GAMBLING ON A DREAM:
Sandra Conner Scroggs
Colonial Beach residents had a love-hate relationship with the town’s gambling era in the 1950s. The minister at the town’s largest church preached against it. Businesses thrived because of it. Some complained that gambling destroyed families. Others made their livelihoods in the casinos along the boardwalk. And at the center of it all were the Conner brothers.
It was Delbert Conner who saw the possibilities when gambling was legalized in Maryland in 1949. He knew if he built casinos beyond the high-water mark in the Potomac River, they would sit in Maryland, making the slot machines legal under Maryland law. Some saw that as visionary. Others viewed it as trouble.
Sandy Conner and date, prom 1967
And even with the distance of time and fading memories of gambling’s brief heyday in Colonial Beach, there are still those who argue its merits then or debate the possibility of the return of that era in the future as casinos are once again being legalized in Maryland in certain off-track betting locations. Riverboat, built where the Reno and Monte Carlo casinos once stood before being burned, has one of those off-track betting licenses.
No one in town today, perhaps, is closer to the story of that time than Sandra Conner Scroggs, whose father, Paul, along with his brothers, Delbert and Dennis Conner, were at the heart of the town’s transformation into what the Saturday Evening Post described in one issue as “Las Vegas on the Potomac.”
The year-round population in town grew during that era to 2,400 or so. On weekends in summer, it swelled to quadruple that number—or even more by one estimate that put the number of gamblers, families and visitors on any given weekend at twenty thousand—cramming the town’s eleven small hotels, five motels, cottages, rooming houses and apartments with tourists who filled the restaurants, patronized businesses and jammed the boardwalk and the beaches to capacity.
Easter egg hunt at the Colonial Beach Hotel
“Uncle Delbert didn’t have children, but he loved little kids. He wanted things for them to do,” Sandra recalls. “He dressed up as Santa at Christmas and gave presents to the kids. He held an Easter egg hunt with lots of prize eggs to be found. The Conner kids were not allowed to participate. They did get to color hundreds of eggs for the event, but Uncle Delbert always colored the golden egg and hid that one himself.”
He created an amusement park with rides along the boardwalk and built the town pool.

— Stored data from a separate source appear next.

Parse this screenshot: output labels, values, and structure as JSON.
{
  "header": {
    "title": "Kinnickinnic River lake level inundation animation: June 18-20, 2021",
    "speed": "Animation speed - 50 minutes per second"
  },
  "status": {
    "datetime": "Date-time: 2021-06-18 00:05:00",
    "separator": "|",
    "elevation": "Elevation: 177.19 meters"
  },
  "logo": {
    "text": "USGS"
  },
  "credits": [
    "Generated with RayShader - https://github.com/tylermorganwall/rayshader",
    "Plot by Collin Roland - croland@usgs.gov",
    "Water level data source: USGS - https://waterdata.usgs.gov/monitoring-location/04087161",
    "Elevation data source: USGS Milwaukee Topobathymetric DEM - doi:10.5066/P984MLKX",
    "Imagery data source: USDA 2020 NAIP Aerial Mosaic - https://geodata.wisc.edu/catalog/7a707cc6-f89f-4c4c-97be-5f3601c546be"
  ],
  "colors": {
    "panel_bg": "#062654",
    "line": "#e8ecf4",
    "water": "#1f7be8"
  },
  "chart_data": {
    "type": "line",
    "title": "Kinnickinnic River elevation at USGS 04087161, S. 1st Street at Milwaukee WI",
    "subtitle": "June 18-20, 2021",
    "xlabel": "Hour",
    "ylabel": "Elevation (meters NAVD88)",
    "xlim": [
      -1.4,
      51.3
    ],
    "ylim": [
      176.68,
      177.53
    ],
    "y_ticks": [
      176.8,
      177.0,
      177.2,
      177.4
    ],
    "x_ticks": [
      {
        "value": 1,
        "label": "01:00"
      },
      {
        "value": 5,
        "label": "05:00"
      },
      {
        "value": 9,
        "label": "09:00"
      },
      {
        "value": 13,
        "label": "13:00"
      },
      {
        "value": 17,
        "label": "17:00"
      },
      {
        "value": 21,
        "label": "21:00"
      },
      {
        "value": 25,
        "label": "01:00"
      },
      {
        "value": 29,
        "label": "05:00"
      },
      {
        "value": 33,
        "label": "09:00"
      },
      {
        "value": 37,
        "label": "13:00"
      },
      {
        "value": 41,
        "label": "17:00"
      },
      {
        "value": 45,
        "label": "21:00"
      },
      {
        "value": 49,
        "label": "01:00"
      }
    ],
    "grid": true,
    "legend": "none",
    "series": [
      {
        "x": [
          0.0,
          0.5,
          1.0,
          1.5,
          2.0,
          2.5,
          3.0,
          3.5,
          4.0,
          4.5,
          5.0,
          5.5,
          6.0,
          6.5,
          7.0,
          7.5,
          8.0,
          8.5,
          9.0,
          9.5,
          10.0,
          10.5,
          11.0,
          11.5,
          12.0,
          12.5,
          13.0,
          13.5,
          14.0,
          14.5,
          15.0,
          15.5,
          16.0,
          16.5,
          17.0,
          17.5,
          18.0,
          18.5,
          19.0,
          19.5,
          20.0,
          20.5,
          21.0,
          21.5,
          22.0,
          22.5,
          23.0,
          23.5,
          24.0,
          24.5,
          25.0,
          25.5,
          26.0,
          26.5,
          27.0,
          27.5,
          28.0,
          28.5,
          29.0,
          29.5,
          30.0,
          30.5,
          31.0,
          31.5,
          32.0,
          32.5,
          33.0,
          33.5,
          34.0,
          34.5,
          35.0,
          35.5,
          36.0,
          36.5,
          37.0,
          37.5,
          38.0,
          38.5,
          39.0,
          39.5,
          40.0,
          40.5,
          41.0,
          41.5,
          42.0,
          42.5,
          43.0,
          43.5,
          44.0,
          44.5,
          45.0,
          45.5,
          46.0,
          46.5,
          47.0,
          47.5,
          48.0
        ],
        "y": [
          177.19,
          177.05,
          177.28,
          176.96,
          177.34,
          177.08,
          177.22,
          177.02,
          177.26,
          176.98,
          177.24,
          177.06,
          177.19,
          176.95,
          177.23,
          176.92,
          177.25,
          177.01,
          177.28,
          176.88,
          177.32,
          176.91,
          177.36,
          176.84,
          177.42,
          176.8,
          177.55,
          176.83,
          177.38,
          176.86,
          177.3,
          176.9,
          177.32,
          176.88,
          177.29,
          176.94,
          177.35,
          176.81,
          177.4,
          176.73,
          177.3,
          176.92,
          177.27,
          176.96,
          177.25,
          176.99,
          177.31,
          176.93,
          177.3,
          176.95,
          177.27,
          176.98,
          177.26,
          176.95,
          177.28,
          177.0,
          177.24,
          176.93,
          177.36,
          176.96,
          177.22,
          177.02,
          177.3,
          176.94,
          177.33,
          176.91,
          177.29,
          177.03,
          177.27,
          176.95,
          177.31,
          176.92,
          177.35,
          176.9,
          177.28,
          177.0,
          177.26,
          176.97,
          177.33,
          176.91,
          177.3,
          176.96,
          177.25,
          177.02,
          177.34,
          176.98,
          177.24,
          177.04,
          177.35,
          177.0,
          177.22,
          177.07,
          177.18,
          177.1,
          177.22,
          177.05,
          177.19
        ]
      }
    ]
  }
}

Along with Frances and James Karn, he worked with the Chamber of Commerce and organized the Potomac River Festival. They did baskets of food with turkeys for Thanksgiving and Christmas for any families in need.
“I thought my dad and my uncles were heroes,” Sandra says. And yet she adds, “There were people in town who wouldn’t let their kids play with me because of the gambling.” That resistance faded sometimes in summer, when she had free tickets for the rides and the pool to share with her friends.
For all the negative talk about the type of people drawn to town in that era, she remembers it very differently. “I grew up in the casinos [her family owned three of the six at the time]. I never felt in jeopardy. I went on the boardwalk and never felt threatened. Everyone looked out for you. They felt like family. The summer kids were wonderful. Getting to know them was like traveling the East Coast without leaving town.”